Is the hustle and bustle of modern life getting you down? Does the thought of that alarm going off tomorrow morning make you shudder in dread? Or have you ever thought, “You know what— sunlight is way over rated, I’d love to get rickets.”
If you’re thinking that last sentence took something of a swift left turn, bear with me—because if you answered yes to any of those questions, then you may just like to move to the ancient Phoenician temple of Akaziwalawa.
Located in what is now Anatolia in modern-day Turkey, Akaziwalawa is a vast temple comprising a series of chambers and their adjoining living quarters, believed to have been built sometime around 2000 BC by a group of priests devoted to the chief Phoenician god Baal Hammon.
There’s nothing particularly unique about that, of course.

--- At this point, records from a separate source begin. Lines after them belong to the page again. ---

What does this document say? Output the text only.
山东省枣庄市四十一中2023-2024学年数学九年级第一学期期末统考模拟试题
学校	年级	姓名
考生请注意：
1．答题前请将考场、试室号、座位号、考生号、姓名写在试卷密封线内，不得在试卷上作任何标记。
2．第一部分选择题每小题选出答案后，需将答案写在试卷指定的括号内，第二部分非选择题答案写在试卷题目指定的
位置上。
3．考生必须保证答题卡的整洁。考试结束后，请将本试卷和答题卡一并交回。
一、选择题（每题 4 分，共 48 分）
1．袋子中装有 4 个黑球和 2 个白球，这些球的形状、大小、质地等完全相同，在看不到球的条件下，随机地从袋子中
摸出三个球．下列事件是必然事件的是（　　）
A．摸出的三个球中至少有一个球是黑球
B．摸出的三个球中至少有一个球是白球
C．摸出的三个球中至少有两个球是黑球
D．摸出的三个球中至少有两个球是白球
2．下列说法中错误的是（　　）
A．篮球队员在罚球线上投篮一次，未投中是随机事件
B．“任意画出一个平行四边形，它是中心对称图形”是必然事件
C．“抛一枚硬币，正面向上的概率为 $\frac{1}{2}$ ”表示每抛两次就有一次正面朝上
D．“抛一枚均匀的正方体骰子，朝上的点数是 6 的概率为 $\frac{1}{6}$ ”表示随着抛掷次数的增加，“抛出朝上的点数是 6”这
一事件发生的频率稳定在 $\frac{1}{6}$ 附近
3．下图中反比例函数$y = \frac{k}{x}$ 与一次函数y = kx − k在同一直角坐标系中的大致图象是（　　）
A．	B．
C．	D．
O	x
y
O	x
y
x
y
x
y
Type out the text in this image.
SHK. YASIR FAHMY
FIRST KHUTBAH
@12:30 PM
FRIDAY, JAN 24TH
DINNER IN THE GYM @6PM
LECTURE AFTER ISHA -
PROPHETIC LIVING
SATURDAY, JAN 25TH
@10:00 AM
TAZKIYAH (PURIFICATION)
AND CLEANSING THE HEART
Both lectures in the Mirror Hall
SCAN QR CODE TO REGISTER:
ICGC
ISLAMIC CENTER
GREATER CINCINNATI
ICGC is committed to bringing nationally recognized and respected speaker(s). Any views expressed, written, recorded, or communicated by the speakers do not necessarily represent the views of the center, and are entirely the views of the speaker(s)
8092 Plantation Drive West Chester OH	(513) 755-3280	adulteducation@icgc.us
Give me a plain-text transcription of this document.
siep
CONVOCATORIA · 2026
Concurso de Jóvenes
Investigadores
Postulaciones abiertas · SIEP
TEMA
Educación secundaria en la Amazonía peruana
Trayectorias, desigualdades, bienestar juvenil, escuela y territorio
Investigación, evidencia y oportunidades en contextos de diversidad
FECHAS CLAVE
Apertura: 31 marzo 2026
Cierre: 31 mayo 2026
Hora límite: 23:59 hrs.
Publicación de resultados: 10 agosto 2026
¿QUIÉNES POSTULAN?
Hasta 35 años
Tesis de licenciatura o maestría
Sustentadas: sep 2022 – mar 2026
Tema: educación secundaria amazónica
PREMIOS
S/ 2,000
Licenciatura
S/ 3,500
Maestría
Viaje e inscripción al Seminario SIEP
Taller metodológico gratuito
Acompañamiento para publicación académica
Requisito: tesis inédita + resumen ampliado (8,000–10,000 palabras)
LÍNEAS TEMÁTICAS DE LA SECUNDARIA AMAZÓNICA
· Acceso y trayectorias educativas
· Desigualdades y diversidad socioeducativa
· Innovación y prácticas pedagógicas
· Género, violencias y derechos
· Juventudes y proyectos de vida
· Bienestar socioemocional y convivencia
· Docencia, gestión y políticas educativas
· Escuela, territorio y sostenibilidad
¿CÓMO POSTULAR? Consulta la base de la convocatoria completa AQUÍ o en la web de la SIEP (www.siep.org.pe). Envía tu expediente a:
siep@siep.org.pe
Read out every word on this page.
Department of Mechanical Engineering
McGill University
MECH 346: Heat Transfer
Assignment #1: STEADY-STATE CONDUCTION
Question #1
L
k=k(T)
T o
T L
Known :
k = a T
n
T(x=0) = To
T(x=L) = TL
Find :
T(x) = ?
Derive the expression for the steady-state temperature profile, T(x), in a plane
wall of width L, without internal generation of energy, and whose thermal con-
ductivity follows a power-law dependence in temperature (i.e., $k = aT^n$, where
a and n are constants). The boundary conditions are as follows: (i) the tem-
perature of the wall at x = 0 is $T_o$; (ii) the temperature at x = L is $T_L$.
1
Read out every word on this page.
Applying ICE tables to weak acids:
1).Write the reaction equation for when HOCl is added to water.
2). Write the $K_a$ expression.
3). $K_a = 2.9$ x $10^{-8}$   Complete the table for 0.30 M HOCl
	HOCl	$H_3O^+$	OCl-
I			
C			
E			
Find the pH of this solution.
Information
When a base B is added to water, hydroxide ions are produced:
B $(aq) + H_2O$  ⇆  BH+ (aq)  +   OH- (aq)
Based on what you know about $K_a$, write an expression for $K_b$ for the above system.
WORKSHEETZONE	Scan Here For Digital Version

Except that the extraordinary temple of Akaziwalawa is entirely located 200m below ground.
Having a Baal: An ancient Phoenician model of Baal Hammon
(Wikimedia Commons/Public domain)
Why go to all that effort to build a temple below ground? Well, it’s thought that the priests who dwelled in Akaziwalawa believed that without the distractions of the surface world far above them, they would grow spiritually closer to Baal and thereby receive purer wisdom and guidance. And ultimately, the priests’ reputation for wisdom and intense spirituality had soon spread far across Phoenicia.
Much like the Ancient Greeks’ Oracle at Delphi, worshippers would reportedly journey from miles around to descend into Akaziwalawa’s caverns and ask the temple priests for advice, or else listen to their latest visions, declarations and prognostications. (Unfortunately, we know now that in all likelihood the priests’ “visions” were probably little more than deranged hallucinations, brought on by the extreme sensory deprivation of, y’know, living underground. But hey, hindsight is twenty-twenty.)
Alas, after an earthquake partially collapsed the long, sloping tunnel that led to the temple in 1500 BC, the site was abandoned. It remained something of a local legend right through to the 1880s, when it was finally rediscovered and the home of the subterranean priests of Akaziwalawa was opened to the public once more.